The Fiction Fix is your weekly dose of short story. If that’s not your drug of choice, too bad: consider it medicine. Every week, we’ll scour the literary magazines you don’t have time to read, online and in print, and let you know where to find one story worth reading.
This week, your Fiction Fix is a long out-of-print short story by John Cheever, serialized on Five Chapters (note: start with Monday). The story is set in a charming post-WWI Boston, and follows the love affair between a young insurance agent and an exotic girl who lives across the river in Cambridge, and functions as a trailer for a few Cheever-related volumes out this spring. On her blog, Maud Newton uses Cheever to remind everyone that publishing, particularly of the short story, has suffered seriously before.
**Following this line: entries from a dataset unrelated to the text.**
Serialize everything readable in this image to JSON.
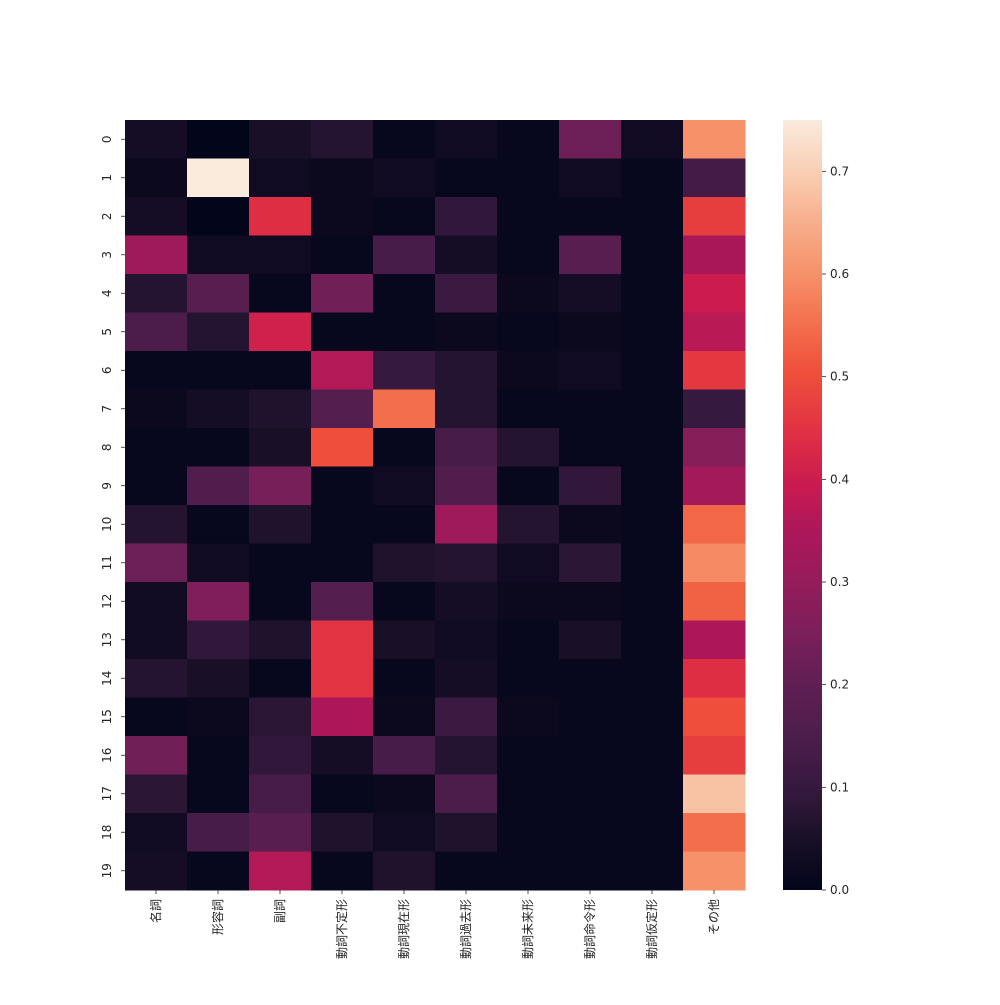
{
  "chart_data": {
    "type": "heatmap",
    "title": "",
    "xlabel": "",
    "ylabel": "",
    "colormap": "rocket",
    "vmin": 0.0,
    "vmax": 0.75,
    "x_categories": [
      "名詞",
      "形容詞",
      "副詞",
      "動詞不定形",
      "動詞現在形",
      "動詞過去形",
      "動詞未来形",
      "動詞命令形",
      "動詞仮定形",
      "その他"
    ],
    "y_categories": [
      "0",
      "1",
      "2",
      "3",
      "4",
      "5",
      "6",
      "7",
      "8",
      "9",
      "10",
      "11",
      "12",
      "13",
      "14",
      "15",
      "16",
      "17",
      "18",
      "19"
    ],
    "colorbar_ticks": [
      "0.0",
      "0.1",
      "0.2",
      "0.3",
      "0.4",
      "0.5",
      "0.6",
      "0.7"
    ],
    "values": [
      [
        0.04,
        0.0,
        0.05,
        0.07,
        0.01,
        0.03,
        0.01,
        0.22,
        0.03,
        0.6
      ],
      [
        0.02,
        0.75,
        0.03,
        0.02,
        0.03,
        0.01,
        0.01,
        0.03,
        0.01,
        0.13
      ],
      [
        0.04,
        0.0,
        0.44,
        0.02,
        0.01,
        0.09,
        0.01,
        0.01,
        0.01,
        0.47
      ],
      [
        0.32,
        0.03,
        0.03,
        0.01,
        0.14,
        0.04,
        0.01,
        0.18,
        0.01,
        0.34
      ],
      [
        0.07,
        0.18,
        0.01,
        0.23,
        0.01,
        0.11,
        0.02,
        0.04,
        0.01,
        0.4
      ],
      [
        0.15,
        0.07,
        0.41,
        0.01,
        0.01,
        0.02,
        0.01,
        0.02,
        0.01,
        0.37
      ],
      [
        0.01,
        0.01,
        0.01,
        0.36,
        0.1,
        0.07,
        0.02,
        0.03,
        0.01,
        0.46
      ],
      [
        0.02,
        0.04,
        0.06,
        0.17,
        0.55,
        0.07,
        0.01,
        0.01,
        0.01,
        0.1
      ],
      [
        0.01,
        0.01,
        0.05,
        0.5,
        0.01,
        0.14,
        0.07,
        0.01,
        0.01,
        0.27
      ],
      [
        0.01,
        0.16,
        0.24,
        0.01,
        0.03,
        0.16,
        0.01,
        0.09,
        0.01,
        0.33
      ],
      [
        0.07,
        0.01,
        0.06,
        0.01,
        0.01,
        0.32,
        0.07,
        0.02,
        0.01,
        0.54
      ],
      [
        0.22,
        0.03,
        0.01,
        0.01,
        0.06,
        0.07,
        0.03,
        0.08,
        0.01,
        0.59
      ],
      [
        0.03,
        0.26,
        0.01,
        0.17,
        0.01,
        0.04,
        0.02,
        0.02,
        0.01,
        0.53
      ],
      [
        0.03,
        0.09,
        0.06,
        0.45,
        0.05,
        0.03,
        0.01,
        0.05,
        0.01,
        0.35
      ],
      [
        0.07,
        0.05,
        0.01,
        0.45,
        0.01,
        0.04,
        0.01,
        0.01,
        0.01,
        0.44
      ],
      [
        0.01,
        0.02,
        0.08,
        0.35,
        0.02,
        0.11,
        0.02,
        0.01,
        0.01,
        0.5
      ],
      [
        0.23,
        0.01,
        0.09,
        0.04,
        0.14,
        0.07,
        0.01,
        0.01,
        0.01,
        0.47
      ],
      [
        0.08,
        0.01,
        0.14,
        0.01,
        0.02,
        0.15,
        0.01,
        0.01,
        0.01,
        0.68
      ],
      [
        0.03,
        0.14,
        0.18,
        0.06,
        0.03,
        0.06,
        0.01,
        0.01,
        0.01,
        0.55
      ],
      [
        0.04,
        0.01,
        0.36,
        0.01,
        0.06,
        0.01,
        0.01,
        0.01,
        0.01,
        0.6
      ]
    ]
  }
}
The short story, maligned, neglected, recently defended, may be heading into a renaissance. HarperPerennial has declared this summer “the Summer of the Short Story” in an effort to promote the genre, and its 12 forthcoming collections (six new books and six reissues or greatest hits collections from classic authors). Summer may be months away, but HarperPerennial has already launched its campaign: Fifty-Two Stories, a blog publishing a story a week, chosen by editorial director Cal Morgan. The stories will include new work in forthcoming collections, classics from the publisher’s backlist, and they’re even accepting submissions. Featured stories include work by Louise Erdrich, Willa Cather, Dennis Cooper, and Mary Gaitskill. Perhaps Morgan is taking a cue from Narrative Magazine, which introduced its Story of the Week feature last fall.
In the UK, eight writers have been commissioned to produce short stories set in the royal parks. The project was conceived to “celebrate” the parks and the short story; but it no doubt also helps keep writers afloat in what is, “perhaps, the worst time in history to be starting out as a writer” since John Cheever started out in 1935.